“How can I invest in 10 to 15 stocks if I’m only risking 1 to 2 percent per stock? Wouldn’t I have to buy 50 to 100 stocks if I take such small risks?”

This is a question we get from many of our members. At TradeStops, when we’re talking about risk, we’re not looking at the total amount we’re investing in each stock. We’re looking at the amount of normal risk we’re taking in each of our stocks.

Example

Assume we have a $100,000 portfolio. Let’s look at two different stocks, one stock is low risk and the other stock is high risk. We’re looking at taking 1% risk in each position. In other words, we want to take $1,000 of risk in each stock.

We’ll start with the low-risk stock. Coca Cola (KO) has a Volatility Quotient of 10.19%. This is how it shows up on the TradeStops site:

Coca-Cola (KO) has Volatility Quotient (VQ) of 10.19%]
Our high-risk stock is Newmont Mining (NEM). It has a Volatility Quotient of 32.38%.

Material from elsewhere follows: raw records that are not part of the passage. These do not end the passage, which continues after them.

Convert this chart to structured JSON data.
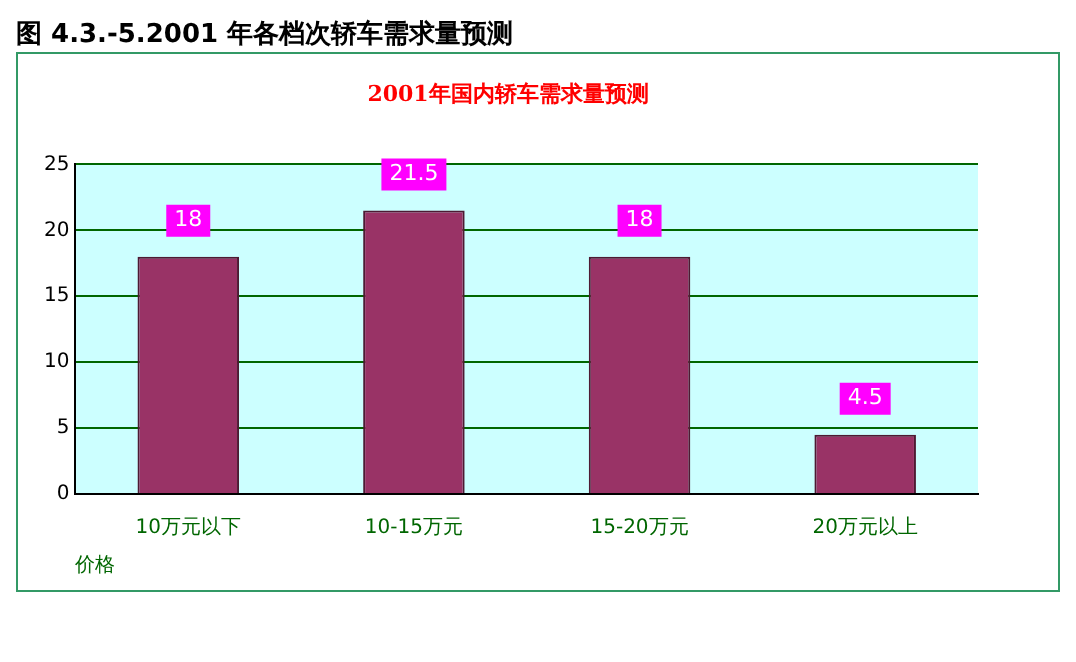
{
  "chart_data": {
    "type": "bar",
    "title": "图 4.3.-5.2001 年各档次轿车需求量预测",
    "subtitle": "2001年国内轿车需求量预测",
    "xlabel": "价格",
    "categories": [
      "10万元以下",
      "10-15万元",
      "15-20万元",
      "20万元以上"
    ],
    "values": [
      18,
      21.5,
      18,
      4.5
    ],
    "color": "#993366",
    "ylim": [
      0,
      25
    ],
    "yticks": [
      0,
      5,
      10,
      15,
      20,
      25
    ],
    "grid": "y",
    "legend": false,
    "data_labels": true
  }
}
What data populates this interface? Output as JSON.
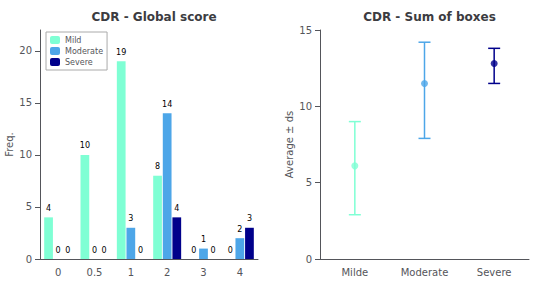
{
  "chart_data": [
    {
      "type": "bar",
      "title": "CDR - Global score",
      "ylabel": "Freq.",
      "categories": [
        "0",
        "0.5",
        "1",
        "2",
        "3",
        "4"
      ],
      "series": [
        {
          "name": "Mild",
          "color": "#7fffd4",
          "values": [
            4,
            10,
            19,
            8,
            0,
            0
          ]
        },
        {
          "name": "Moderate",
          "color": "#4da6e8",
          "values": [
            0,
            0,
            3,
            14,
            1,
            2
          ]
        },
        {
          "name": "Severe",
          "color": "#00008b",
          "values": [
            0,
            0,
            0,
            4,
            0,
            3
          ]
        }
      ],
      "ylim": [
        0,
        22
      ],
      "yticks": [
        0,
        5,
        10,
        15,
        20
      ],
      "data_labels": true,
      "legend": "upper left",
      "grid": false
    },
    {
      "type": "scatter",
      "title": "CDR - Sum of boxes",
      "ylabel": "Average ± ds",
      "categories": [
        "Milde",
        "Moderate",
        "Severe"
      ],
      "values": [
        6.1,
        11.5,
        12.8
      ],
      "errors": [
        [
          3.2,
          2.9
        ],
        [
          3.6,
          2.7
        ],
        [
          1.3,
          1.0
        ]
      ],
      "colors": [
        "#7fffd4",
        "#4da6e8",
        "#00008b"
      ],
      "marker": "circle",
      "ylim": [
        0,
        15
      ],
      "yticks": [
        0,
        5,
        10,
        15
      ],
      "grid": false
    }
  ]
}
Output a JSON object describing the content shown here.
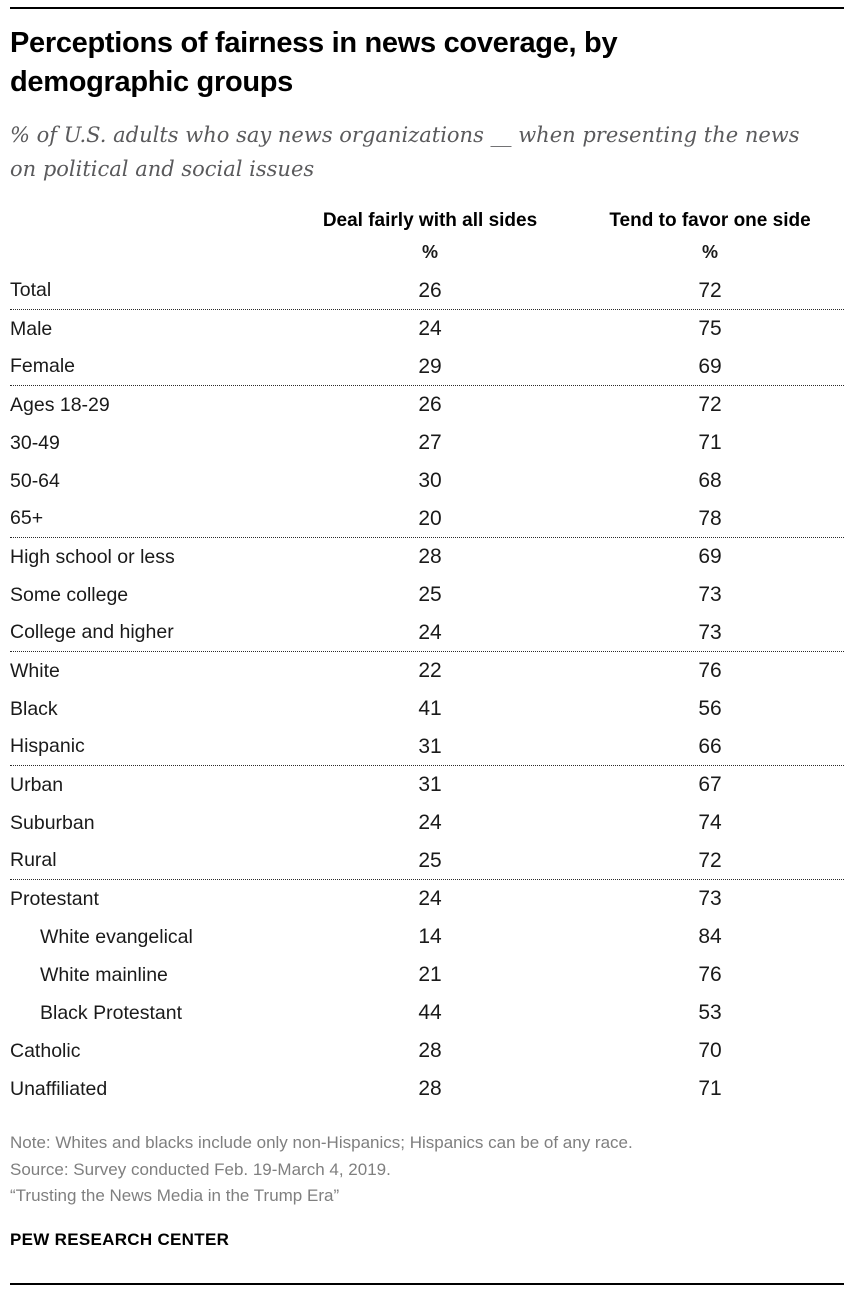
{
  "colors": {
    "rule": "#000000",
    "body_text": "#1a1a1a",
    "subtitle_text": "#5a5a5c",
    "note_text": "#7f7f7f"
  },
  "chart_data": {
    "type": "table",
    "title": "Perceptions of fairness in news coverage, by demographic groups",
    "title_lines": [
      "Perceptions of fairness in news coverage, by",
      "demographic groups"
    ],
    "subtitle": "% of U.S. adults who say news organizations __ when presenting the news on political and social issues",
    "subtitle_lines": [
      "% of U.S. adults who say news organizations __ when presenting the news",
      "on political and social issues"
    ],
    "columns": [
      "Deal fairly with all sides",
      "Tend to favor one side"
    ],
    "unit_row": [
      "%",
      "%"
    ],
    "rows": [
      {
        "label": "Total",
        "deal_fairly": 26,
        "favor_one_side": 72,
        "indent": false,
        "divider_after": true
      },
      {
        "label": "Male",
        "deal_fairly": 24,
        "favor_one_side": 75,
        "indent": false,
        "divider_after": false
      },
      {
        "label": "Female",
        "deal_fairly": 29,
        "favor_one_side": 69,
        "indent": false,
        "divider_after": true
      },
      {
        "label": "Ages 18-29",
        "deal_fairly": 26,
        "favor_one_side": 72,
        "indent": false,
        "divider_after": false
      },
      {
        "label": "30-49",
        "deal_fairly": 27,
        "favor_one_side": 71,
        "indent": false,
        "divider_after": false
      },
      {
        "label": "50-64",
        "deal_fairly": 30,
        "favor_one_side": 68,
        "indent": false,
        "divider_after": false
      },
      {
        "label": "65+",
        "deal_fairly": 20,
        "favor_one_side": 78,
        "indent": false,
        "divider_after": true
      },
      {
        "label": "High school or less",
        "deal_fairly": 28,
        "favor_one_side": 69,
        "indent": false,
        "divider_after": false
      },
      {
        "label": "Some college",
        "deal_fairly": 25,
        "favor_one_side": 73,
        "indent": false,
        "divider_after": false
      },
      {
        "label": "College and higher",
        "deal_fairly": 24,
        "favor_one_side": 73,
        "indent": false,
        "divider_after": true
      },
      {
        "label": "White",
        "deal_fairly": 22,
        "favor_one_side": 76,
        "indent": false,
        "divider_after": false
      },
      {
        "label": "Black",
        "deal_fairly": 41,
        "favor_one_side": 56,
        "indent": false,
        "divider_after": false
      },
      {
        "label": "Hispanic",
        "deal_fairly": 31,
        "favor_one_side": 66,
        "indent": false,
        "divider_after": true
      },
      {
        "label": "Urban",
        "deal_fairly": 31,
        "favor_one_side": 67,
        "indent": false,
        "divider_after": false
      },
      {
        "label": "Suburban",
        "deal_fairly": 24,
        "favor_one_side": 74,
        "indent": false,
        "divider_after": false
      },
      {
        "label": "Rural",
        "deal_fairly": 25,
        "favor_one_side": 72,
        "indent": false,
        "divider_after": true
      },
      {
        "label": "Protestant",
        "deal_fairly": 24,
        "favor_one_side": 73,
        "indent": false,
        "divider_after": false
      },
      {
        "label": "White evangelical",
        "deal_fairly": 14,
        "favor_one_side": 84,
        "indent": true,
        "divider_after": false
      },
      {
        "label": "White mainline",
        "deal_fairly": 21,
        "favor_one_side": 76,
        "indent": true,
        "divider_after": false
      },
      {
        "label": "Black Protestant",
        "deal_fairly": 44,
        "favor_one_side": 53,
        "indent": true,
        "divider_after": false
      },
      {
        "label": "Catholic",
        "deal_fairly": 28,
        "favor_one_side": 70,
        "indent": false,
        "divider_after": false
      },
      {
        "label": "Unaffiliated",
        "deal_fairly": 28,
        "favor_one_side": 71,
        "indent": false,
        "divider_after": false
      }
    ]
  },
  "footer": {
    "note": "Note: Whites and blacks include only non-Hispanics; Hispanics can be of any race.",
    "source": "Source: Survey conducted Feb. 19-March 4, 2019.",
    "report_title": "“Trusting the News Media in the Trump Era”",
    "brand": "PEW RESEARCH CENTER"
  }
}
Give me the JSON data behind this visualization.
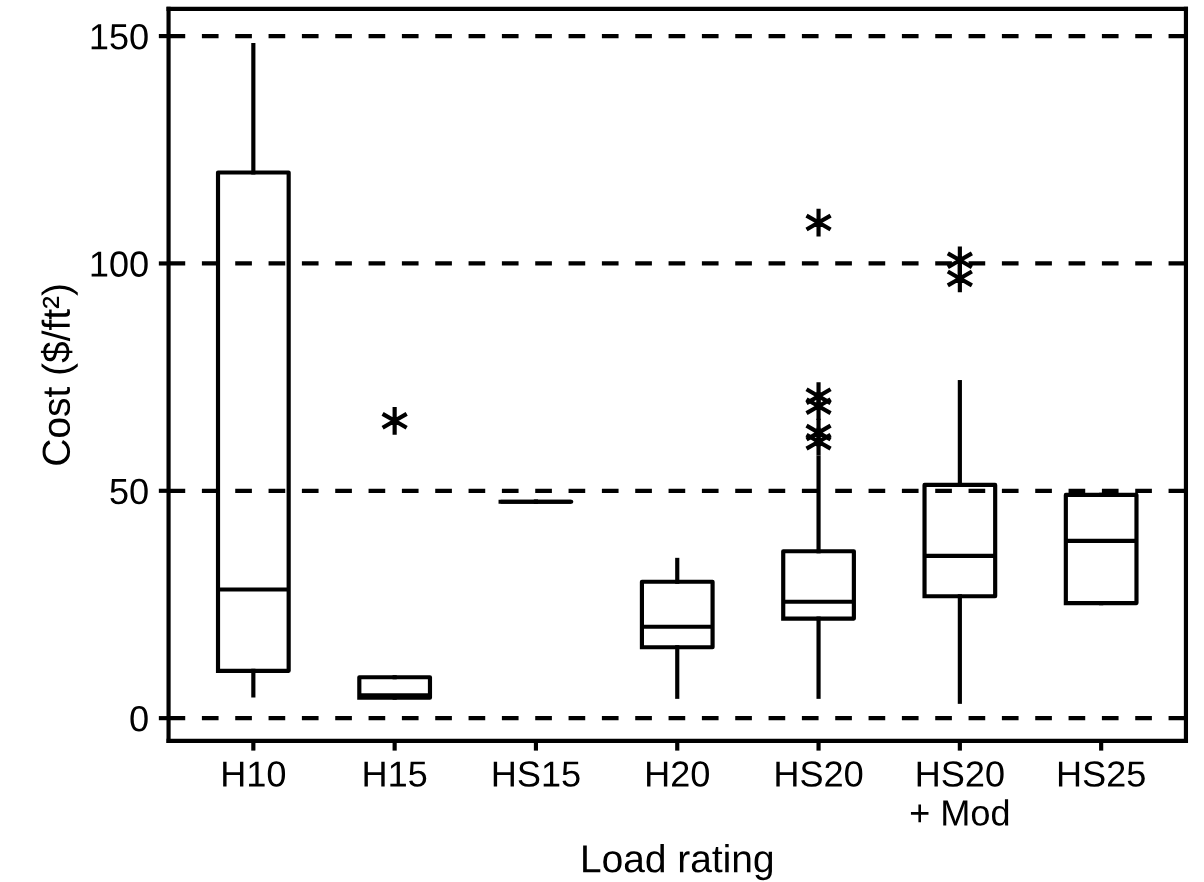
{
  "chart_data": {
    "type": "box",
    "xlabel": "Load rating",
    "ylabel": "Cost ($/ft²)",
    "categories": [
      "H10",
      "H15",
      "HS15",
      "H20",
      "HS20",
      "HS20\n+ Mod",
      "HS25"
    ],
    "boxes": [
      {
        "low": 5,
        "q1": 10.4,
        "median": 28.3,
        "q3": 120,
        "high": 148
      },
      {
        "low": 4.5,
        "q1": 4.5,
        "median": 5,
        "q3": 9,
        "high": 9,
        "outliers": [
          65.4
        ]
      },
      {
        "low": 47.6,
        "q1": 47.6,
        "median": 47.6,
        "q3": 47.6,
        "high": 47.6
      },
      {
        "low": 4.7,
        "q1": 15.6,
        "median": 20.1,
        "q3": 30,
        "high": 34.8
      },
      {
        "low": 4.7,
        "q1": 21.9,
        "median": 25.6,
        "q3": 36.7,
        "high": 57.3,
        "outliers": [
          109,
          70.8,
          68.6,
          62.8,
          60.8
        ]
      },
      {
        "low": 3.6,
        "q1": 26.8,
        "median": 35.7,
        "q3": 51.3,
        "high": 73.9,
        "outliers": [
          100.7,
          96.7
        ]
      },
      {
        "low": 25.3,
        "q1": 25.3,
        "median": 39,
        "q3": 49.1,
        "high": 49.1
      }
    ],
    "ylim": [
      -5,
      156
    ],
    "yticks": [
      0,
      50,
      100,
      150
    ],
    "grid": "y",
    "marker": "star"
  }
}
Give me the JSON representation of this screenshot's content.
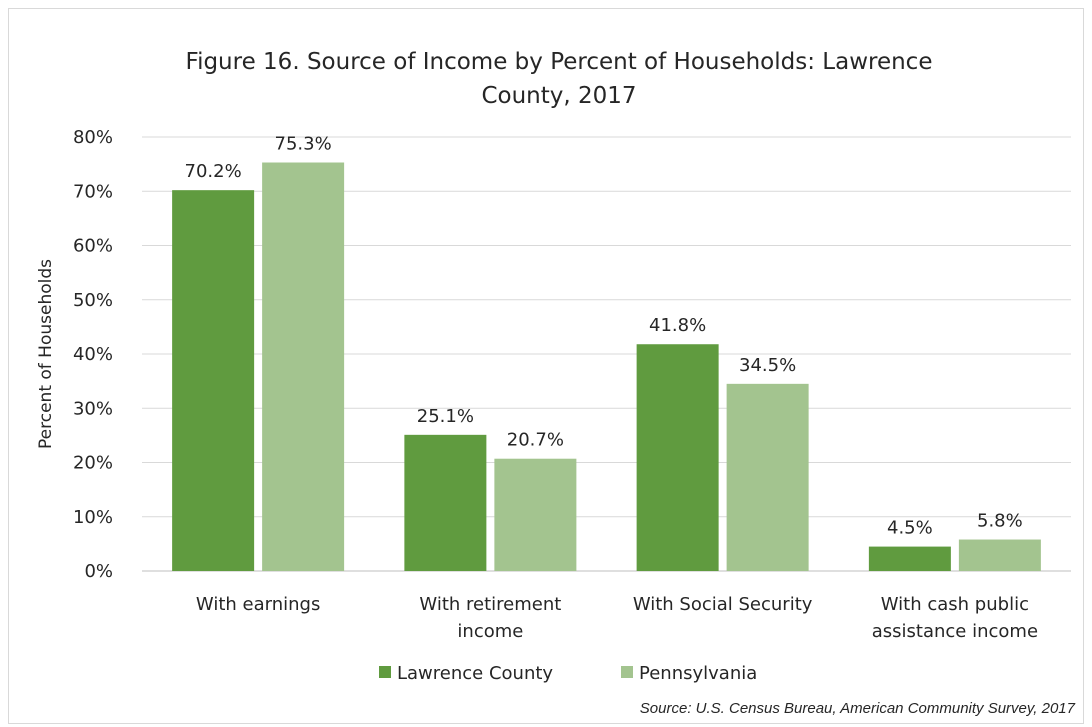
{
  "chart_data": {
    "type": "bar",
    "title": "Figure 16. Source of Income by Percent of Households: Lawrence County, 2017",
    "title_lines": [
      "Figure 16. Source of Income by Percent of Households: Lawrence",
      "County, 2017"
    ],
    "ylabel": "Percent of Households",
    "xlabel": "",
    "ylim": [
      0,
      80
    ],
    "yticks": [
      "0%",
      "10%",
      "20%",
      "30%",
      "40%",
      "50%",
      "60%",
      "70%",
      "80%"
    ],
    "categories": [
      [
        "With earnings"
      ],
      [
        "With retirement",
        "income"
      ],
      [
        "With Social Security"
      ],
      [
        "With cash public",
        "assistance income"
      ]
    ],
    "series": [
      {
        "name": "Lawrence County",
        "color": "#609b3f",
        "values": [
          70.2,
          25.1,
          41.8,
          4.5
        ],
        "labels": [
          "70.2%",
          "25.1%",
          "41.8%",
          "4.5%"
        ]
      },
      {
        "name": "Pennsylvania",
        "color": "#a3c48f",
        "values": [
          75.3,
          20.7,
          34.5,
          5.8
        ],
        "labels": [
          "75.3%",
          "20.7%",
          "34.5%",
          "5.8%"
        ]
      }
    ],
    "grid": true,
    "legend_position": "bottom",
    "source": "Source: U.S. Census Bureau, American Community Survey, 2017"
  }
}
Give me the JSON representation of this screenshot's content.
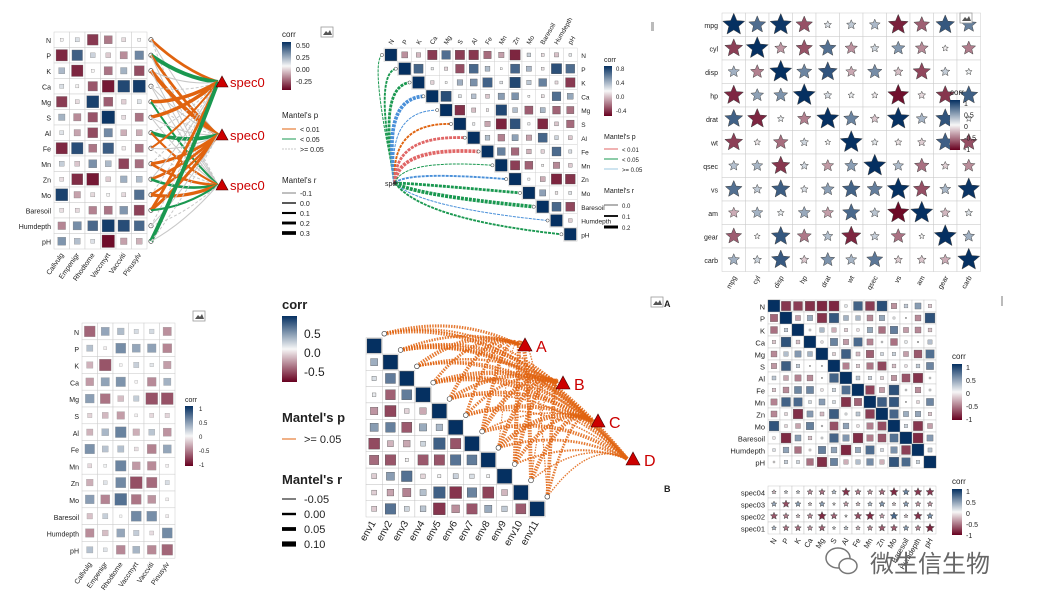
{
  "colors": {
    "pos": "#053061",
    "mid": "#f7f7f7",
    "neg": "#67001f",
    "orange": "#e0630f",
    "green": "#1a9850",
    "grey": "#c8c8c8",
    "marker": "#cc0000"
  },
  "icon": "image-icon",
  "watermark": "微生信生物",
  "panels": {
    "p1": {
      "rows": [
        "N",
        "P",
        "K",
        "Ca",
        "Mg",
        "S",
        "Al",
        "Fe",
        "Mn",
        "Zn",
        "Mo",
        "Baresoil",
        "Humdepth",
        "pH"
      ],
      "cols": [
        "Callvulg",
        "Empenigr",
        "Rhodtome",
        "Vaccmyrt",
        "Vaccviti",
        "Pinusylv"
      ],
      "spec_labels": [
        "spec0",
        "spec0",
        "spec0"
      ],
      "legend": {
        "title": "corr",
        "ticks": [
          "0.50",
          "0.25",
          "0.00",
          "-0.25"
        ],
        "p_title": "Mantel's p",
        "p_items": [
          "< 0.01",
          "< 0.05",
          ">= 0.05"
        ],
        "r_title": "Mantel's r",
        "r_items": [
          "-0.1",
          "0.0",
          "0.1",
          "0.2",
          "0.3"
        ]
      }
    },
    "p2": {
      "vars": [
        "N",
        "P",
        "K",
        "Ca",
        "Mg",
        "S",
        "Al",
        "Fe",
        "Mn",
        "Zn",
        "Mo",
        "Baresoil",
        "Humdepth",
        "pH"
      ],
      "spec_label": "spec",
      "legend": {
        "title": "corr",
        "ticks": [
          "0.8",
          "0.4",
          "0.0",
          "-0.4"
        ],
        "p_title": "Mantel's p",
        "p_items": [
          "< 0.01",
          "< 0.05",
          ">= 0.05"
        ],
        "r_title": "Mantel's r",
        "r_items": [
          "0.0",
          "0.1",
          "0.2"
        ]
      }
    },
    "p3": {
      "vars": [
        "mpg",
        "cyl",
        "disp",
        "hp",
        "drat",
        "wt",
        "qsec",
        "vs",
        "am",
        "gear",
        "carb"
      ],
      "legend": {
        "title": "corr",
        "ticks": [
          "1",
          "0.5",
          "0",
          "-0.5",
          "-1"
        ]
      }
    },
    "p4": {
      "rows": [
        "N",
        "P",
        "K",
        "Ca",
        "Mg",
        "S",
        "Al",
        "Fe",
        "Mn",
        "Zn",
        "Mo",
        "Baresoil",
        "Humdepth",
        "pH"
      ],
      "cols": [
        "Callvulg",
        "Empenigr",
        "Rhodtome",
        "Vaccmyrt",
        "Vaccviti",
        "Pinusylv"
      ],
      "legend": {
        "title": "corr",
        "ticks": [
          "1",
          "0.5",
          "0",
          "-0.5",
          "-1"
        ]
      }
    },
    "p5": {
      "envs": [
        "env1",
        "env2",
        "env3",
        "env4",
        "env5",
        "env6",
        "env7",
        "env8",
        "env9",
        "env10",
        "env11"
      ],
      "targets": [
        "A",
        "B",
        "C",
        "D"
      ],
      "legend": {
        "title": "corr",
        "ticks": [
          "0.5",
          "0.0",
          "-0.5"
        ],
        "p_title": "Mantel's p",
        "p_items": [
          ">= 0.05"
        ],
        "r_title": "Mantel's r",
        "r_items": [
          "-0.05",
          "0.00",
          "0.05",
          "0.10"
        ]
      },
      "panel_labels": [
        "A",
        "B"
      ]
    },
    "p6": {
      "vars": [
        "N",
        "P",
        "K",
        "Ca",
        "Mg",
        "S",
        "Al",
        "Fe",
        "Mn",
        "Zn",
        "Mo",
        "Baresoil",
        "Humdepth",
        "pH"
      ],
      "specs": [
        "spec04",
        "spec03",
        "spec02",
        "spec01"
      ],
      "legend1": {
        "title": "corr",
        "ticks": [
          "1",
          "0.5",
          "0",
          "-0.5",
          "-1"
        ]
      },
      "legend2": {
        "title": "corr",
        "ticks": [
          "1",
          "0.5",
          "0",
          "-0.5",
          "-1"
        ]
      }
    }
  }
}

Newmont Mining (NEM) has Volatility Quotient (VQ) of 32.38%]

There are two ways we can determine how much we can invest in order to take $1,000 risk in each of these. The hard way is to pull out a calculator and do the following calculation: 1000/VQ = Amount to Invest.

Don’t forget that the VQ is a percentage so for KO, the calculation is 1000/.1019 = 9813.54. Of course, then we have to divide by the share price to show the actual investment.

Or We Can Do It The Easy Way

We can go to the Position Size calculator in TradeStops and determine how much we can invest to take the $1000 risk in each position. We’ll enter the information for KO first.

Position Size Calculator determines how much to invest based on your risk tolerance

When we hit the “Calculate” button, we see that we can invest almost $9,800 in KO for us to take $1000 of risk.

Position Size Calculator output for Coca-Cola (KO)]
And here’s the same information for NEM:

Position Size Calculator output for Newmont Mining (NEM)
For the same $1000 risk, 1% of our portfolio, we can invest almost $9,800 in KO, but only $3100 in NEM.

If you were to take 10 stocks, from different sectors and industries, you could build a very nice portfolio this way. Here’s an example of that.

Example of stocks from different sectors and industries run through the Position Size Calculator

Risk parity – taking the same amount of risk in each position – is one of the tenets of TradeStops portfolio management. Dr. Smith has written about this on several occasions, the most recent time was here.

Plus, using the Volatility Quotient to assist with determining the right amount to invest based on your personal risk tolerance is one more way to optimize your portfolio.

By limiting yourself to only 1%-2% of risk per position, you can sleep easily at night knowing that one position can’t crush your entire portfolio.